How to build for a world where intelligence is nearly free
So what do you do with all of this? I now design every new system on a single assumption: the premium frontier model I pay up for today will be effectively free within eighteen months. That one premise reorganizes the entire strategy.
Stop competing on model access. If the model is a commodity on an eighteen-month clock, it cannot be your moat — everyone will have the same capability for pennies. What does not commoditize is your proprietary data, your evaluation harness, your workflow integration, and the hard-won context of your domain. Build the moat there, not on which API key you happen to hold.

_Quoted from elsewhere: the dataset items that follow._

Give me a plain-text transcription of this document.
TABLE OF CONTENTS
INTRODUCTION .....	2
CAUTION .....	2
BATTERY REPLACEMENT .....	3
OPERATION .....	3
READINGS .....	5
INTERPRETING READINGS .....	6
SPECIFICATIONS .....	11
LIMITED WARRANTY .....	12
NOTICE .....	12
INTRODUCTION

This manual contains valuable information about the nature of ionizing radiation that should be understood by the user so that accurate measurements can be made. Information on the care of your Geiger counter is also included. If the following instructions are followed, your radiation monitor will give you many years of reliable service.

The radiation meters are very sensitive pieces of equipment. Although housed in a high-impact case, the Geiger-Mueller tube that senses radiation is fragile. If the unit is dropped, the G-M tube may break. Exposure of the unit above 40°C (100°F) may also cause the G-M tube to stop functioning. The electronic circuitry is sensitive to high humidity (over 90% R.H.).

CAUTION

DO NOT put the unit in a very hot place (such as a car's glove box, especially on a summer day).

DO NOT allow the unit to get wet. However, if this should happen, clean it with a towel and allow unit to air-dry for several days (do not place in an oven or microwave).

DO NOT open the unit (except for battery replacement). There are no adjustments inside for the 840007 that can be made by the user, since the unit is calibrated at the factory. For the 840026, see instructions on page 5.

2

Architect with the cost curve, not against it: route the overwhelming majority of routine calls to cheap open-weight or small specialized models, and reserve the expensive frontier for the reasoning that genuinely needs it. A system that sends every request to the most capable model available is not sophisticated — it is one whose margins get eaten alive the moment it scales.
Price on outcomes. If your own cost of goods is variable inference, per-seat billing is a slow-motion margin trap; align what you charge with what it costs to deliver. And treat power as strategy, not facilities — where your inference runs, what it costs per megawatt-hour, how clean it is, and which regulator governs the data are becoming architectural decisions, not procurement afterthoughts.
The winners of the next phase will not be the organizations with access to the best model. Everyone will have that. They will be the ones who own the data the model runs on, who price for the value it creates, and who can actually secure the electricity to run it. The price of intelligence is collapsing. Plan as if it has already hit zero — then go and find what is still scarce.